If you now really calculate the quantity $\frac{\Omega^2 L}{2} \cos \theta - g $, you will find it to be like the numerator of the expression for $N$ found by @MichaelSeifert, except that it would have a negative sign $-$ this means it can never be positive and so contact can never be lost.


Intuition

We now understand what is responsible for loss of contact $-$ it's the angular velocity of the rod! The larger its magnitude, the greater is the chance of losing contact from the floor. But what happens if you give the rod some initial angular velocity at the start $-$ will contact be lost now? Two cases arise:

  1. Either contact will be lost at the top itself.

  2. Or the contact will never be lost.

You should course work this out mathematically. But there is an intuitive way to understand $-$ assume contact is lost at some point at an angle $\theta \neq 0$ (at least for a small amount of time), then the point of contact has zero velocity in the vertical direction at this moment. From here on, the rod continues to rotate further for an infinitesimal moment without any change in $\Omega$, but then $\frac{\Omega^2 L}{2} \cos \theta - g $ (which was hitherto non-positive) will again become negative because $\theta$ is going to increase a moment later. As soon as that happens, the rod will be falling into the ground through the POC, and the ground will not take kindly to it & exert a normal force in response. And that's a contradiction!

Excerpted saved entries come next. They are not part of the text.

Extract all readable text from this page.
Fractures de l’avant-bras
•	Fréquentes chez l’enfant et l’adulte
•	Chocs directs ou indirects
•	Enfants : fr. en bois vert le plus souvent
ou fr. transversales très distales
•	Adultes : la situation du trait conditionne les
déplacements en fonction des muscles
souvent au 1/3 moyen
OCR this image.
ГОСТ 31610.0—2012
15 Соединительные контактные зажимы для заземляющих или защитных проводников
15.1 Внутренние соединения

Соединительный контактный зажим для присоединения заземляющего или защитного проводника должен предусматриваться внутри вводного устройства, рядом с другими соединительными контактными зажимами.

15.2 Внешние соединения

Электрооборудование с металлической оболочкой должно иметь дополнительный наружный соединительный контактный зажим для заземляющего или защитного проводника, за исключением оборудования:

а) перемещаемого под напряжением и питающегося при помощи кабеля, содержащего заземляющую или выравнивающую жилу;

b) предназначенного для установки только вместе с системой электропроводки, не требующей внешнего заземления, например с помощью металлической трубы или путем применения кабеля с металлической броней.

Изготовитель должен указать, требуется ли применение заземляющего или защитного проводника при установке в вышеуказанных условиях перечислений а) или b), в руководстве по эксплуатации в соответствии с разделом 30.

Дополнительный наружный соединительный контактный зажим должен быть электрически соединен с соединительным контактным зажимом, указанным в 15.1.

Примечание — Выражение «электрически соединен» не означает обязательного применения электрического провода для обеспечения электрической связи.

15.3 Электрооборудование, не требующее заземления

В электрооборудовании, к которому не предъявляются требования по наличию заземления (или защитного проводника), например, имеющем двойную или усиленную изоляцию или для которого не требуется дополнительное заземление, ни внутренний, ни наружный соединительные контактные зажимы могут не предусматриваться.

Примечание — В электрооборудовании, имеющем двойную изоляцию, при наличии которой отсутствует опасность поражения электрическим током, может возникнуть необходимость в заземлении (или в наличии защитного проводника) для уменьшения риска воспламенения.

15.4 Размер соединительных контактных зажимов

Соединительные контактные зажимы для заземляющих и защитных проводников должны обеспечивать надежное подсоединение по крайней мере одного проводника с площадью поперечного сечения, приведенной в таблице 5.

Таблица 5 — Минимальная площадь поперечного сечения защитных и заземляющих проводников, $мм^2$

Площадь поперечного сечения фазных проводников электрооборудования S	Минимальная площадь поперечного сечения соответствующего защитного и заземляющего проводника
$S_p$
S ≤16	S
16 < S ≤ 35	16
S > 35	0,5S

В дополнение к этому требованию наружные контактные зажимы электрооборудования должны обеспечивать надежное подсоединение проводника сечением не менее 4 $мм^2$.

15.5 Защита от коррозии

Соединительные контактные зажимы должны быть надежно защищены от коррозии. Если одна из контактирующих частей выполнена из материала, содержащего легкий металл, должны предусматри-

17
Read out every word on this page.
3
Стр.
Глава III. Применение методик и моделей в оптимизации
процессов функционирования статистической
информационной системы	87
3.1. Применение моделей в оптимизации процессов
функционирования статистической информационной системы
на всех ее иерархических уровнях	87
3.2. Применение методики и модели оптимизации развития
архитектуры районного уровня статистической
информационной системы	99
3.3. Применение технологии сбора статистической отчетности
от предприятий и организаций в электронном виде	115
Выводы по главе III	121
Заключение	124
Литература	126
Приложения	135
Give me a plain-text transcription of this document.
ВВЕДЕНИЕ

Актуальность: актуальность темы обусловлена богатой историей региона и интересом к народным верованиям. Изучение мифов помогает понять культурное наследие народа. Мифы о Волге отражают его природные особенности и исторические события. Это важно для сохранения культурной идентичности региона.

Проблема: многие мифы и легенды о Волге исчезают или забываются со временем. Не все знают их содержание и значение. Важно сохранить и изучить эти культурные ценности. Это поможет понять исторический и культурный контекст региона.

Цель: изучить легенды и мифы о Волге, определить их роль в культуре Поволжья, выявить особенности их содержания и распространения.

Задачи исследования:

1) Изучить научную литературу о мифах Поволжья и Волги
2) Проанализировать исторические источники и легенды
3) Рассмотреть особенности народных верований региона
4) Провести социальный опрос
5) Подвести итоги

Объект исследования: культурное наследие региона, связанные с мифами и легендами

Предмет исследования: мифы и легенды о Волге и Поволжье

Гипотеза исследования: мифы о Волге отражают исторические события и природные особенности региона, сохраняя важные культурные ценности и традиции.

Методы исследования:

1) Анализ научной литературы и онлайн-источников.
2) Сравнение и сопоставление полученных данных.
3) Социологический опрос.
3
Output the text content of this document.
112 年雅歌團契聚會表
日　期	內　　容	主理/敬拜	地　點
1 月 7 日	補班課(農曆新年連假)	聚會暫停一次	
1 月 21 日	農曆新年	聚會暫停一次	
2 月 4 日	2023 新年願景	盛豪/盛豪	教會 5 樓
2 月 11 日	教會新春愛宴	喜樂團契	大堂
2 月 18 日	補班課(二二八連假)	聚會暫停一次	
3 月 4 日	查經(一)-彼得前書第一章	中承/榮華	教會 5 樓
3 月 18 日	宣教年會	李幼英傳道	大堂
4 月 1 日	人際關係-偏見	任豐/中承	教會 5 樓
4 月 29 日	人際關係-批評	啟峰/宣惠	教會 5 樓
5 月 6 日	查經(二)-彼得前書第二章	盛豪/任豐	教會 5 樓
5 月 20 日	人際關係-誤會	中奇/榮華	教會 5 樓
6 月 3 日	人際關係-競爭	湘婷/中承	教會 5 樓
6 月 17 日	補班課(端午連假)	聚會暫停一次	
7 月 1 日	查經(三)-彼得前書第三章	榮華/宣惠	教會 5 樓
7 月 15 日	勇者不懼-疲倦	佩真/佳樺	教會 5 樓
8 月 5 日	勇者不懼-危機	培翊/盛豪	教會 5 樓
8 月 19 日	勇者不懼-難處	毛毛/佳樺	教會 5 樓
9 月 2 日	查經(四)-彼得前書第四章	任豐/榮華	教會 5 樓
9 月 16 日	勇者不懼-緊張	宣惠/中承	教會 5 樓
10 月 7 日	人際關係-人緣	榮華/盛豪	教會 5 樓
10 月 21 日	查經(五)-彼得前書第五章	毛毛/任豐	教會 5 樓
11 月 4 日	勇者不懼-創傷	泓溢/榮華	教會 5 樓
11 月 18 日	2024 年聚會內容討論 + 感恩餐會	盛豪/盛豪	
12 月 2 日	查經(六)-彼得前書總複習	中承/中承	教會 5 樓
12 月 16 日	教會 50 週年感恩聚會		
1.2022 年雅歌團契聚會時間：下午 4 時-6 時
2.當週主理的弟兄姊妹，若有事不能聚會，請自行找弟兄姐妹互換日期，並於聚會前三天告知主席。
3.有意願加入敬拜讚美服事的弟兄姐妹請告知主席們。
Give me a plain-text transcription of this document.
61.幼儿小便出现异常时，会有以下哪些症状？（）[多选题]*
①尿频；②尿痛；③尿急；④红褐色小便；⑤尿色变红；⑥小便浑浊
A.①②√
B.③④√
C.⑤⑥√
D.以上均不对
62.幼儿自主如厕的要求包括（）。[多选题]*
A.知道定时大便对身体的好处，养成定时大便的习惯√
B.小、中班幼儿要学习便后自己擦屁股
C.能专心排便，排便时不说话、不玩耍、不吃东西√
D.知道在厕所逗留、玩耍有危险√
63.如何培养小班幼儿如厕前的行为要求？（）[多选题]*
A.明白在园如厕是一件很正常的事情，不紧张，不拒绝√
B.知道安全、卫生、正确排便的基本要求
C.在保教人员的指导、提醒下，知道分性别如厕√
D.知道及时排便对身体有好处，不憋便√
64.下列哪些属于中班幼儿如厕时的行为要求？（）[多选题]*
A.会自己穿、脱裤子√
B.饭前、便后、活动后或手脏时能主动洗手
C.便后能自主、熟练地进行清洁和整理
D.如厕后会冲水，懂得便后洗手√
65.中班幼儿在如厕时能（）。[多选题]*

However, if you rotate the rod too fast at the start itself, it's going to lose contact because $\frac{\Omega^2 L}{2} \cos \theta - g $ will be $>0$ at the start itself, and won't become negative an instant later.

This is actually what gives rise to the intuition that the rod will not lose contact for the problem originally posed by you $-$ viz., that since in the original case contact is not lost at the start, it is in fact never lost (as long as the other end of the rod doesn't hit the ground)!


Warning: Do not use this idea in any general problem, because in general the point of contact may not be the same point (for example a rolling disc on a flat plane). So, the general way of course is to implement the constraint and make sure that $N\geq0$ for the constraint assumption to be self-consistent in such problems.